George Clooney Arrested Protesting Outside Sudanese Embassy

Hollywood star's act of civil disobedience in Washington, D.C., raises awareness about crisis in South Sudan

By Josh Grossberg Mar 16, 2012 3:32 PMTags

George Clooney is willing to go to jail to help the Sudanese people.

A day after meeting with President Obama privately in the Oval Office to relate his firsthand account of the dire humanitarian crisis going on in South Sudan, the Hollywood actor took his activism to a whole 'nother level by getting arrested this morning outside the Sudanese embassy. 

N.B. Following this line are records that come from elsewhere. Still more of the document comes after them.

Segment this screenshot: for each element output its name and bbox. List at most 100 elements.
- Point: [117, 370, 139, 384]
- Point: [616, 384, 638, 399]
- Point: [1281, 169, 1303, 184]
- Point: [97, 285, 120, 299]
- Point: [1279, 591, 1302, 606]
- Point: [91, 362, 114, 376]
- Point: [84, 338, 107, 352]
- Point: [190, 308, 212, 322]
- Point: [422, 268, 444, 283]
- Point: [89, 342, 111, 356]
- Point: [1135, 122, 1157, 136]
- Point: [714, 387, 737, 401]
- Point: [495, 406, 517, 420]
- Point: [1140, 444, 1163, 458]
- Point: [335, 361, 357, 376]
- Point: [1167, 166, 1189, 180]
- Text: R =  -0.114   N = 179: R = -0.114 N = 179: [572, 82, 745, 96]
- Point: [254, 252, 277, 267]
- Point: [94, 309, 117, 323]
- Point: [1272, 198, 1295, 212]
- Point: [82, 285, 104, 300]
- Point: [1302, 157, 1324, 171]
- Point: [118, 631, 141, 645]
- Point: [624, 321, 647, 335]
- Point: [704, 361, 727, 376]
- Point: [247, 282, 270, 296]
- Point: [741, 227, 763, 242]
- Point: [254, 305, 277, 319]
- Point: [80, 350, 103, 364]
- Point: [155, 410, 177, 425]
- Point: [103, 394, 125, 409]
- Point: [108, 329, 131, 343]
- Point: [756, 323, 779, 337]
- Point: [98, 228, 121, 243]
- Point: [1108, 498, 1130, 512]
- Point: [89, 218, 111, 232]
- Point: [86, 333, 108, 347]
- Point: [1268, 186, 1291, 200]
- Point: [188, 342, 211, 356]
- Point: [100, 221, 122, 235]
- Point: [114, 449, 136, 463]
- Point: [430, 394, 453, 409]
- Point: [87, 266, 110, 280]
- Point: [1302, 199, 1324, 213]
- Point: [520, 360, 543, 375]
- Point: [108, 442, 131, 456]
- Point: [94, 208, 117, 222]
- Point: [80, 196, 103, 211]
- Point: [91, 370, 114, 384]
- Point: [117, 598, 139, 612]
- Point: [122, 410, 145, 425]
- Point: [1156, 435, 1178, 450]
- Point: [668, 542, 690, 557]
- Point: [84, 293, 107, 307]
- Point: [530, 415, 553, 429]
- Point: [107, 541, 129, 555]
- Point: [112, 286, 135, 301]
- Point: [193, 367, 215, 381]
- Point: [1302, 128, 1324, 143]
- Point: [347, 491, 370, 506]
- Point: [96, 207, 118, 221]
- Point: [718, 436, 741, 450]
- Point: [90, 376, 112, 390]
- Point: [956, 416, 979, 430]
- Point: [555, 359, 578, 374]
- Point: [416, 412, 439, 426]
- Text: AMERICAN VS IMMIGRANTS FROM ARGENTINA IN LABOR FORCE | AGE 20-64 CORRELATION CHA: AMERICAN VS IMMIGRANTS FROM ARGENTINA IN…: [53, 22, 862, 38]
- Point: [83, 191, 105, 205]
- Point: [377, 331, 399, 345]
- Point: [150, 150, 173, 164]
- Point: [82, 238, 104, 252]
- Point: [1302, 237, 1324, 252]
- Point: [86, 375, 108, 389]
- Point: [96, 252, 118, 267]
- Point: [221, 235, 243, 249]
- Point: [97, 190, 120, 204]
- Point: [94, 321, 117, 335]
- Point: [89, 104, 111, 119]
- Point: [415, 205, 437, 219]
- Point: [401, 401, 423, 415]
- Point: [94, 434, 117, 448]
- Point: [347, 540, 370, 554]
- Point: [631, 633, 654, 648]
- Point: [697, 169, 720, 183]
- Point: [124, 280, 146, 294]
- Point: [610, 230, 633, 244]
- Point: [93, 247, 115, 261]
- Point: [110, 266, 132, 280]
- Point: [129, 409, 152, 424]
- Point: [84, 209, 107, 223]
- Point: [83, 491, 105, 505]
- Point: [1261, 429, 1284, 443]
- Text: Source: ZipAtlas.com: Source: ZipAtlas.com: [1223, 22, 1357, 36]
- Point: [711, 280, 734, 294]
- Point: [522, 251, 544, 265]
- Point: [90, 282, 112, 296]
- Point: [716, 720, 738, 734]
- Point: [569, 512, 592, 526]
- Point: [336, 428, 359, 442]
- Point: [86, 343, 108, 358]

So what did Clooney have to say before he was cuffed and hauled away?

Win McNamee/Getty Images

"We're here to ask two very important questions," Clooney told a throng of reporters. "We need immedate humanitarian aid into Sudan before it becomes the worst humanitarian crisis in the world and...the second thing we ask is for the government in Khartoum to stop killing their own men, women and children...stop raping them and stop starving them."

U.S. Secret Service spokesperson Max Milien confirmed today's arrest to E! News, saying Clooney was taken into custody for "disorderly crossing of a police line."

He was transported to the 2nd district of the Washington, D.C. police department and will be booked on a misdemeanor. No word if bail has been set or when he'll be getting out.

The Oscar winner's rep told E! News that after returning last week from a nine-day trip to the region, the A-lister believed time was running out to help prevent the deaths of millions of people and civil disobedience was necessary to keep the story front and center.

Arrested along with Clooney were his father, journalist Nick Clooney, as well as Martin Luther King III, NAACP President Ben Jealous and several congressmen.

"They were protesting the violence committed by the government of Sudan on its own innocent men, women and children," said publicist Stan Rosenfeld. "They were demanding they allow humanitarian aid into the country before it becomes the largest humanitarian crisis in the world."

Clooney, 50, turned heads on Wednesday when he testified before the Senate on the violence and oppression he was witnessing in the country. The thesp also made the media rounds where he talked about increasing violence and a firsthand account of feeling a rocket blast a mile away from the village he had visited.